Sixteen-year-olds in 1940 are the same generation that was born immediately after the revolution and civil war. All their fathers and mothers participated in these events in one way or another.

Consequently, these children grew up with a dual feeling: on the one hand, they are sorry that the civil war ended before them, that they did not have time to take part in it, and on the other hand, they sincerely believe that they have been entrusted with an equally important mission, they must to preserve the socialist system, must do something worthy.

Thirst for personal achievement

This is a generation that lives with the dream of a personal feat that should benefit the homeland. All the boys in this class wanted to become commanders of the Red Army in order to keep up with their fathers.

The main character of the story, the Komsomol activist Iskra Polyakova, furiously denies her personal life and personal happiness, dreaming of the proud spirit of the word "commissar".

Other girls in the class do not share her active position, although they also believe in communism. But their dreams are different: the cheerful laugher Zinochka Kovalenko, and the judicious Lena Bokova, and the dreamy Vika Lyuberetskaya - for all of them their own happiness is more important, it is more important to love and be loved.

However, none of these dreams can be fully realized in the Soviet Union of 1940, where repression and control over society are rampant, where war will soon begin.

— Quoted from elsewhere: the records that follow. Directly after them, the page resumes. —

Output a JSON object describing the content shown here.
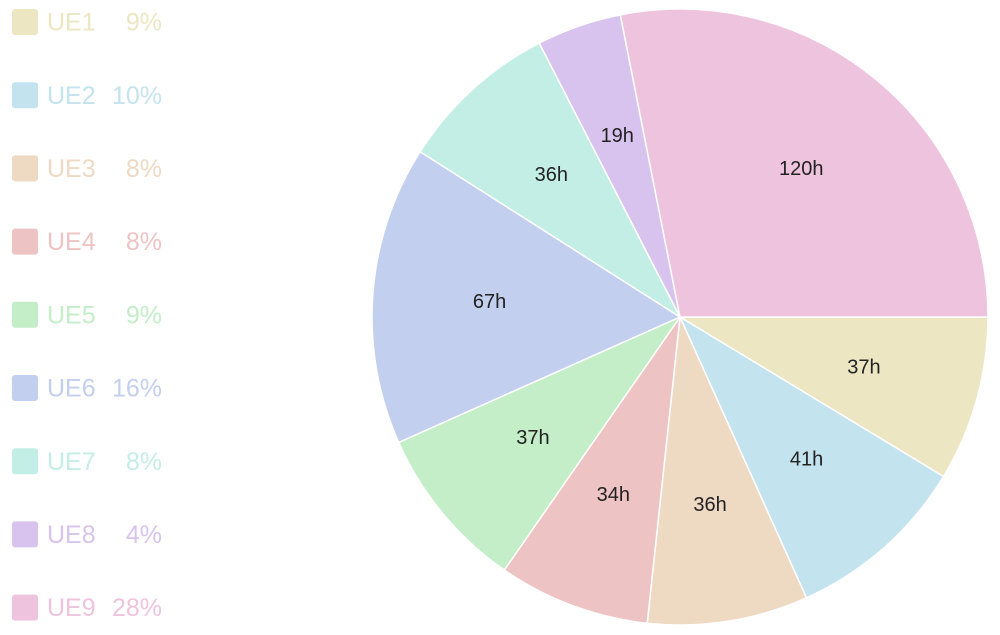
{
  "chart_data": {
    "type": "pie",
    "categories": [
      "UE1",
      "UE2",
      "UE3",
      "UE4",
      "UE5",
      "UE6",
      "UE7",
      "UE8",
      "UE9"
    ],
    "values": [
      37,
      41,
      36,
      34,
      37,
      67,
      36,
      19,
      120
    ],
    "value_labels": [
      "37h",
      "41h",
      "36h",
      "34h",
      "37h",
      "67h",
      "36h",
      "19h",
      "120h"
    ],
    "legend_labels": [
      "9%",
      "10%",
      "8%",
      "8%",
      "9%",
      "16%",
      "8%",
      "4%",
      "28%"
    ],
    "colors": [
      "#ede6c3",
      "#c3e3ee",
      "#eed9c3",
      "#eec3c3",
      "#c3eec8",
      "#c3cfee",
      "#c3eee6",
      "#d8c3ee",
      "#eec3de"
    ],
    "legend": "left"
  }
}
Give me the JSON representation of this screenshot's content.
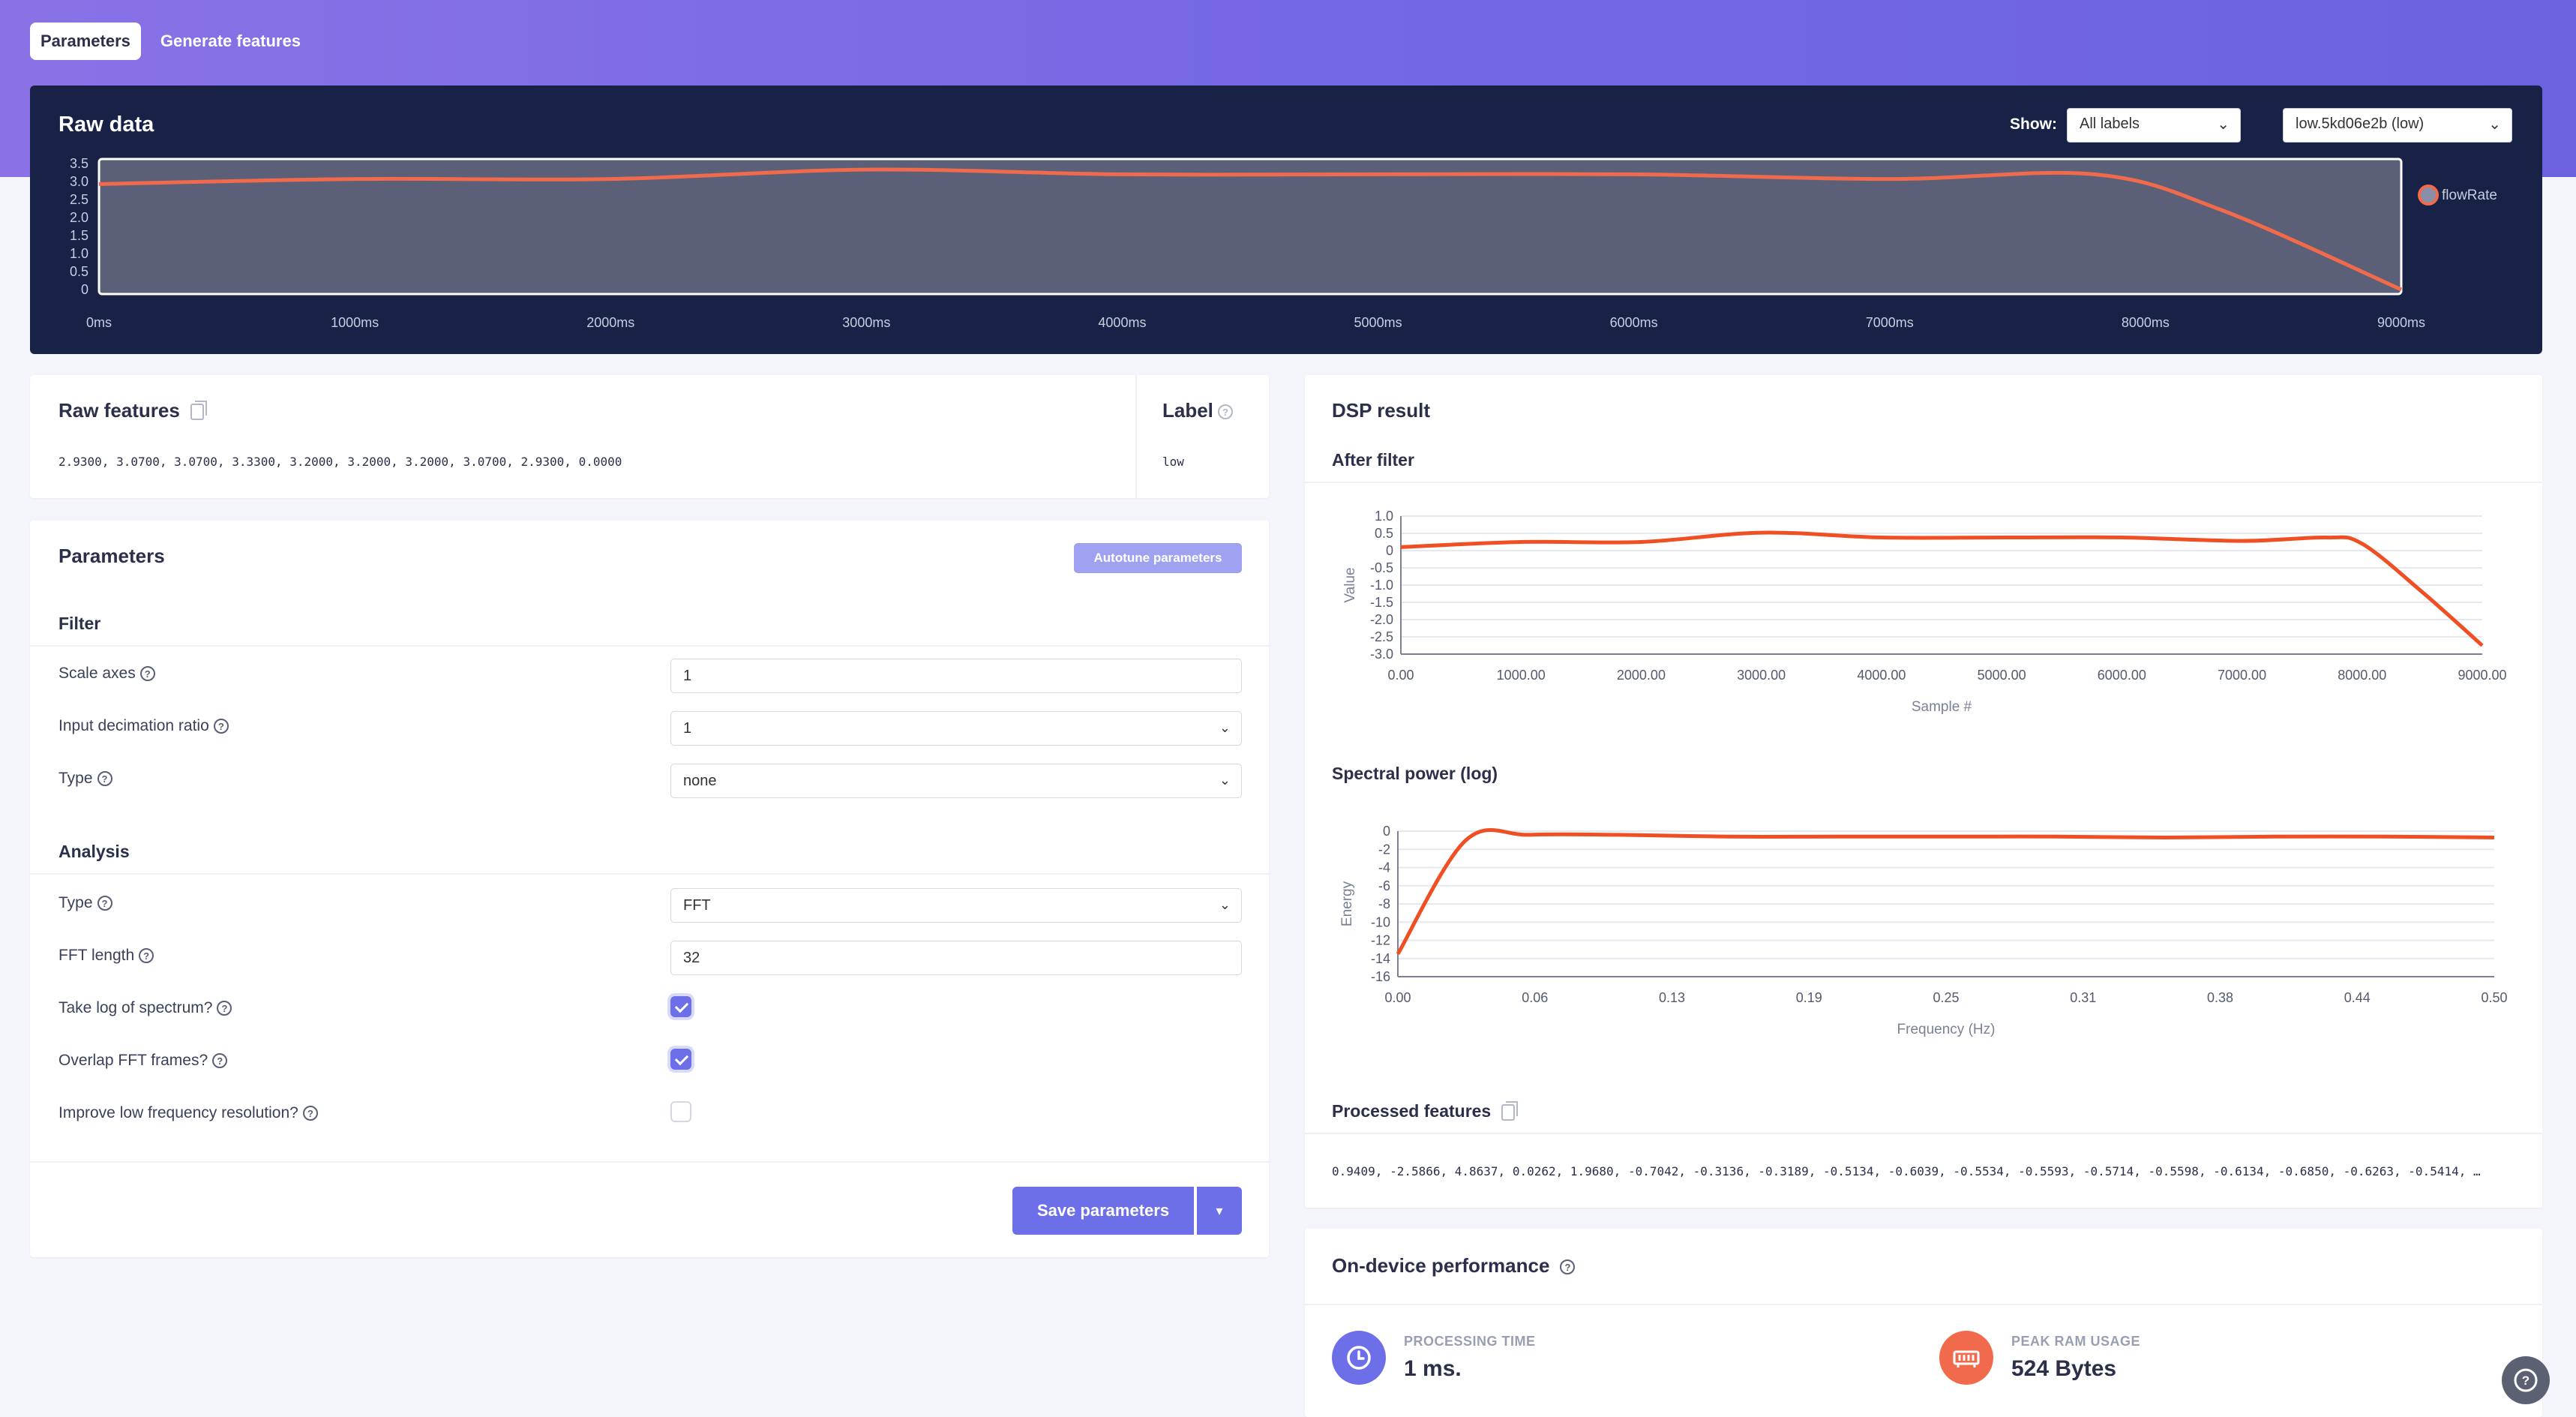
{
  "tabs": [
    {
      "label": "Parameters",
      "active": true
    },
    {
      "label": "Generate features",
      "active": false
    }
  ],
  "raw_data": {
    "title": "Raw data",
    "show_label": "Show:",
    "labels_select": "All labels",
    "sample_select": "low.5kd06e2b (low)",
    "chart_data": {
      "type": "line",
      "x_unit": "ms",
      "x_ticks": [
        "0ms",
        "1000ms",
        "2000ms",
        "3000ms",
        "4000ms",
        "5000ms",
        "6000ms",
        "7000ms",
        "8000ms",
        "9000ms"
      ],
      "y_ticks": [
        "3.5",
        "3.0",
        "2.5",
        "2.0",
        "1.5",
        "1.0",
        "0.5",
        "0"
      ],
      "ylim": [
        0,
        3.5
      ],
      "xlim": [
        0,
        9000
      ],
      "series": [
        {
          "name": "flowRate",
          "color": "#f06a4b",
          "x": [
            0,
            1000,
            2000,
            3000,
            4000,
            5000,
            6000,
            7000,
            7800,
            8300,
            9000
          ],
          "y": [
            2.93,
            3.07,
            3.07,
            3.33,
            3.2,
            3.2,
            3.2,
            3.07,
            3.2,
            2.2,
            0.0
          ]
        }
      ]
    }
  },
  "raw_features": {
    "title": "Raw features",
    "values": "2.9300, 3.0700, 3.0700, 3.3300, 3.2000, 3.2000, 3.2000, 3.0700, 2.9300, 0.0000"
  },
  "label_card": {
    "title": "Label",
    "value": "low"
  },
  "parameters": {
    "title": "Parameters",
    "autotune_label": "Autotune parameters",
    "filter": {
      "title": "Filter",
      "scale_axes_label": "Scale axes",
      "scale_axes_value": "1",
      "decimation_label": "Input decimation ratio",
      "decimation_value": "1",
      "type_label": "Type",
      "type_value": "none"
    },
    "analysis": {
      "title": "Analysis",
      "type_label": "Type",
      "type_value": "FFT",
      "fft_length_label": "FFT length",
      "fft_length_value": "32",
      "log_spectrum_label": "Take log of spectrum?",
      "log_spectrum_checked": true,
      "overlap_label": "Overlap FFT frames?",
      "overlap_checked": true,
      "low_freq_label": "Improve low frequency resolution?",
      "low_freq_checked": false
    },
    "save_label": "Save parameters"
  },
  "dsp_result": {
    "title": "DSP result",
    "after_filter": {
      "title": "After filter",
      "chart_data": {
        "type": "line",
        "xlabel": "Sample #",
        "ylabel": "Value",
        "x_ticks": [
          "0.00",
          "1000.00",
          "2000.00",
          "3000.00",
          "4000.00",
          "5000.00",
          "6000.00",
          "7000.00",
          "8000.00",
          "9000.00"
        ],
        "y_ticks": [
          "1.0",
          "0.5",
          "0",
          "-0.5",
          "-1.0",
          "-1.5",
          "-2.0",
          "-2.5",
          "-3.0"
        ],
        "xlim": [
          0,
          9000
        ],
        "ylim": [
          -3.0,
          1.0
        ],
        "series": [
          {
            "color": "#f04e23",
            "x": [
              0,
              1000,
              2000,
              3000,
              4000,
              5000,
              6000,
              7000,
              7700,
              8000,
              8500,
              9000
            ],
            "y": [
              0.1,
              0.25,
              0.25,
              0.52,
              0.38,
              0.38,
              0.38,
              0.28,
              0.38,
              0.2,
              -1.2,
              -2.75
            ]
          }
        ]
      }
    },
    "spectral": {
      "title": "Spectral power (log)",
      "chart_data": {
        "type": "line",
        "xlabel": "Frequency (Hz)",
        "ylabel": "Energy",
        "x_ticks": [
          "0.00",
          "0.06",
          "0.13",
          "0.19",
          "0.25",
          "0.31",
          "0.38",
          "0.44",
          "0.50"
        ],
        "y_ticks": [
          "0",
          "-2",
          "-4",
          "-6",
          "-8",
          "-10",
          "-12",
          "-14",
          "-16"
        ],
        "xlim": [
          0,
          0.5
        ],
        "ylim": [
          -16,
          0
        ],
        "series": [
          {
            "color": "#f04e23",
            "x": [
              0.0,
              0.031,
              0.06,
              0.1,
              0.15,
              0.2,
              0.25,
              0.3,
              0.35,
              0.4,
              0.45,
              0.5
            ],
            "y": [
              -13.5,
              -1.0,
              -0.4,
              -0.4,
              -0.6,
              -0.6,
              -0.6,
              -0.6,
              -0.7,
              -0.6,
              -0.6,
              -0.7
            ]
          }
        ]
      }
    },
    "processed_title": "Processed features",
    "processed_values": "0.9409, -2.5866, 4.8637, 0.0262, 1.9680, -0.7042, -0.3136, -0.3189, -0.5134, -0.6039, -0.5534, -0.5593, -0.5714, -0.5598, -0.6134, -0.6850, -0.6263, -0.5414, …"
  },
  "performance": {
    "title": "On-device performance",
    "processing_label": "PROCESSING TIME",
    "processing_value": "1 ms.",
    "ram_label": "PEAK RAM USAGE",
    "ram_value": "524 Bytes"
  }
}
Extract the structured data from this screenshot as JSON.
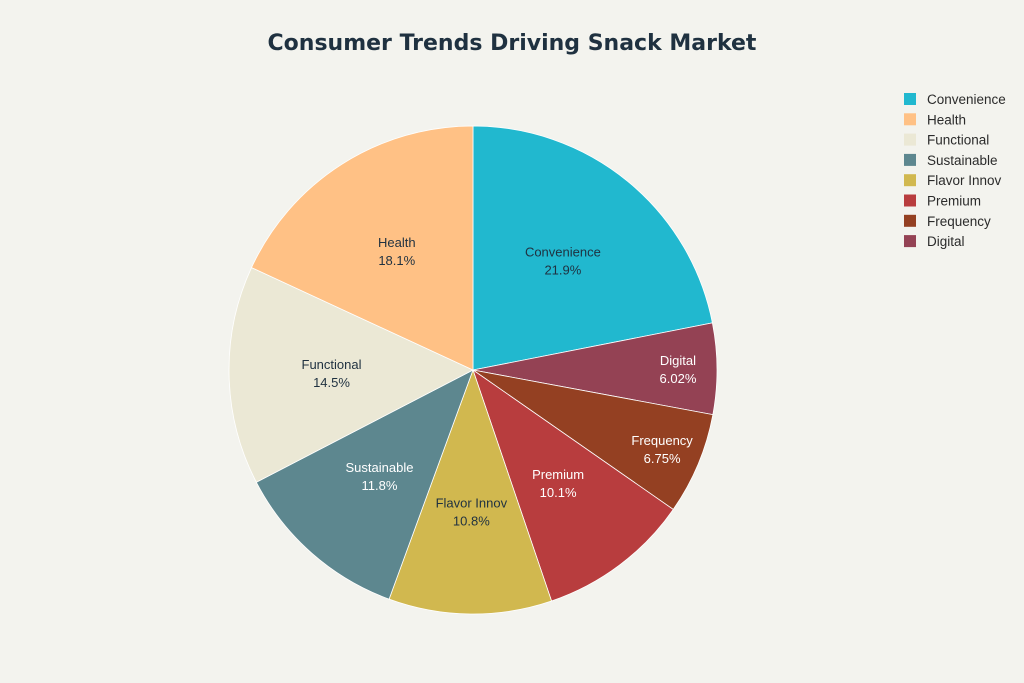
{
  "chart_data": {
    "type": "pie",
    "title": "Consumer Trends Driving Snack Market",
    "legend_position": "top-right",
    "slices": [
      {
        "label": "Convenience",
        "value": 21.9,
        "display": "21.9%",
        "color": "#21b8cf",
        "text_color": "#1f3140"
      },
      {
        "label": "Digital",
        "value": 6.02,
        "display": "6.02%",
        "color": "#944254",
        "text_color": "#ffffff"
      },
      {
        "label": "Frequency",
        "value": 6.75,
        "display": "6.75%",
        "color": "#944022",
        "text_color": "#ffffff"
      },
      {
        "label": "Premium",
        "value": 10.1,
        "display": "10.1%",
        "color": "#b83d3e",
        "text_color": "#ffffff"
      },
      {
        "label": "Flavor Innov",
        "value": 10.8,
        "display": "10.8%",
        "color": "#d1b84f",
        "text_color": "#1f3140"
      },
      {
        "label": "Sustainable",
        "value": 11.8,
        "display": "11.8%",
        "color": "#5d878f",
        "text_color": "#ffffff"
      },
      {
        "label": "Functional",
        "value": 14.5,
        "display": "14.5%",
        "color": "#ebe8d5",
        "text_color": "#1f3140"
      },
      {
        "label": "Health",
        "value": 18.1,
        "display": "18.1%",
        "color": "#ffc185",
        "text_color": "#1f3140"
      }
    ],
    "legend": [
      "Convenience",
      "Health",
      "Functional",
      "Sustainable",
      "Flavor Innov",
      "Premium",
      "Frequency",
      "Digital"
    ]
  }
}
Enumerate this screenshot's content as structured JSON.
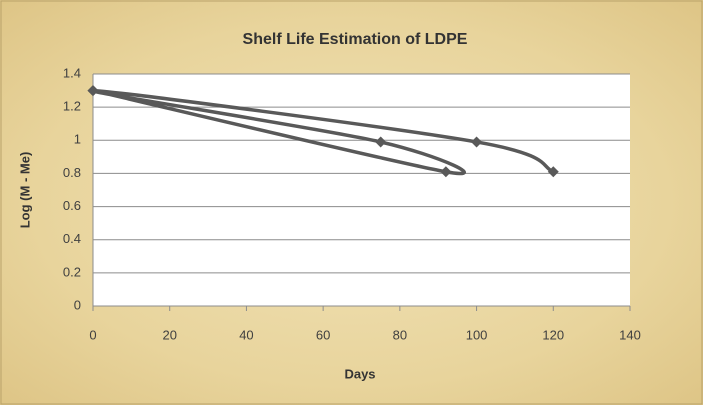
{
  "chart_data": {
    "type": "line",
    "title": "Shelf Life Estimation of LDPE",
    "x_label": "Days",
    "y_label": "Log (M - Me)",
    "x": [
      0,
      92,
      75,
      0,
      100,
      120
    ],
    "series": [
      {
        "name": "LDPE",
        "color": "#595959",
        "values": [
          1.3,
          0.81,
          0.99,
          1.3,
          0.99,
          0.81
        ]
      }
    ],
    "xlim": [
      0,
      140
    ],
    "xticks": [
      0,
      20,
      40,
      60,
      80,
      100,
      120,
      140
    ],
    "ylim": [
      0,
      1.4
    ],
    "yticks": [
      0,
      0.2,
      0.4,
      0.6,
      0.8,
      1,
      1.2,
      1.4
    ],
    "grid": true,
    "smooth": true,
    "legend": false
  }
}
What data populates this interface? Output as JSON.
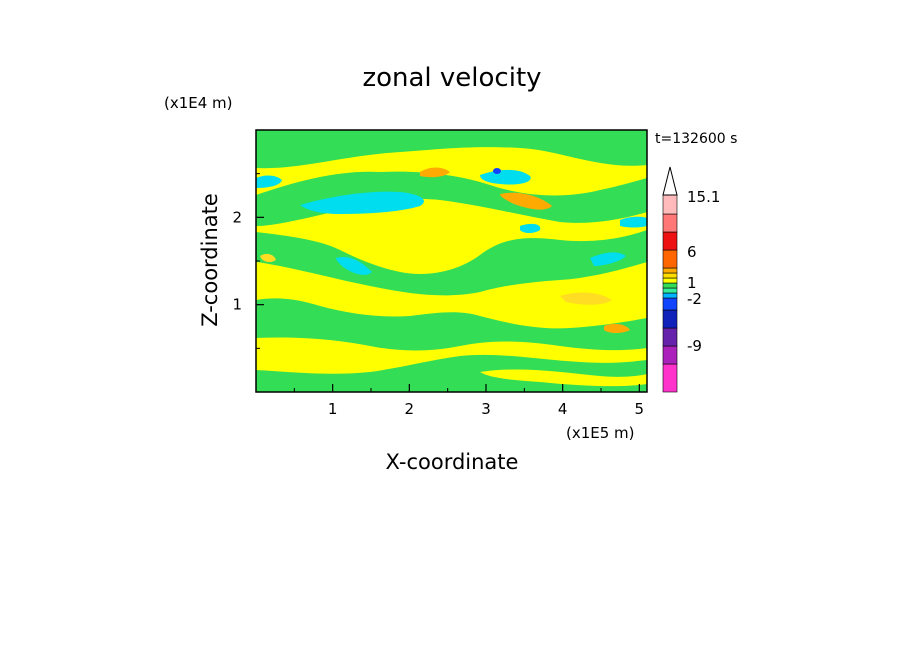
{
  "chart_data": {
    "type": "heatmap",
    "title": "zonal velocity",
    "xlabel": "X-coordinate",
    "ylabel": "Z-coordinate",
    "x_unit": "(x1E5 m)",
    "y_unit": "(x1E4 m)",
    "time_label": "t=132600 s",
    "x_ticks": [
      "1",
      "2",
      "3",
      "4",
      "5"
    ],
    "y_ticks": [
      "1",
      "2"
    ],
    "x_tick_values": [
      1,
      2,
      3,
      4,
      5
    ],
    "y_tick_values": [
      1,
      2
    ],
    "xlim": [
      0,
      5.1
    ],
    "ylim": [
      0,
      3
    ],
    "colorbar": {
      "labels": [
        "15.1",
        "6",
        "1",
        "-2",
        "-9"
      ],
      "levels": [
        {
          "color": "#ff33cc"
        },
        {
          "color": "#aa22bb"
        },
        {
          "color": "#6622aa"
        },
        {
          "color": "#1122bb"
        },
        {
          "color": "#1144ff"
        },
        {
          "color": "#00b4ff"
        },
        {
          "color": "#33ee99"
        },
        {
          "color": "#33dd55"
        },
        {
          "color": "#ffff00"
        },
        {
          "color": "#ffdd00"
        },
        {
          "color": "#ffaa00"
        },
        {
          "color": "#ff6600"
        },
        {
          "color": "#ee1111"
        },
        {
          "color": "#ff7777"
        },
        {
          "color": "#ffbbbb"
        }
      ]
    },
    "field_colors": {
      "background": "#ffff00",
      "positive_light": "#ffdd22",
      "positive_orange": "#ffaa00",
      "negative_green": "#33dd55",
      "negative_cyan": "#00ddee",
      "negative_blue": "#1144ff"
    }
  }
}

Fight for human dignity and justice

The culmination of this story is the moment of the arrest of the father of Vika Lyuberetskaya, a major aircraft designer. After that, Vika is declared “the daughter of an enemy of the people”, and the girl begins to be persecuted at school. Not wanting to betray her father and renounce him, as demanded by the Komsomol organization, Vika commits suicide.

She is not the only one seeking justice. After the news of the arrest of Vika's father, her classmates, contrary to the prohibitions of the school, go to support the girl, because. believe that she is definitely not to blame for anything.

Artem Shefer fights in a “duel” with a tenth grader who has spread the news around the school. After Vika's death, the director of the school, Nikolai Grigorievich, specially sends her classmates to the funeral, where there is no one else.

Particularly interesting in that story is the character of the main character, Iskra Polyakova. If at first she was a classic Komsomol activist who firmly believes in the just cause of the party, then after the events related to Vika, she gradually changes her position: she begins to believe that the party, the school, and the Komsomol can sometimes be wrong.

In the epilogue of the story, it is shown that all the guys really managed to realize their youthful dream of a feat. They embodied it on the fronts of the Great Patriotic War, and tragically - almost all the students of the former 9 "B" died. The narration in the introduction and epilogue is conducted on behalf of supposedly their classmate - Boris Vasiliev himself.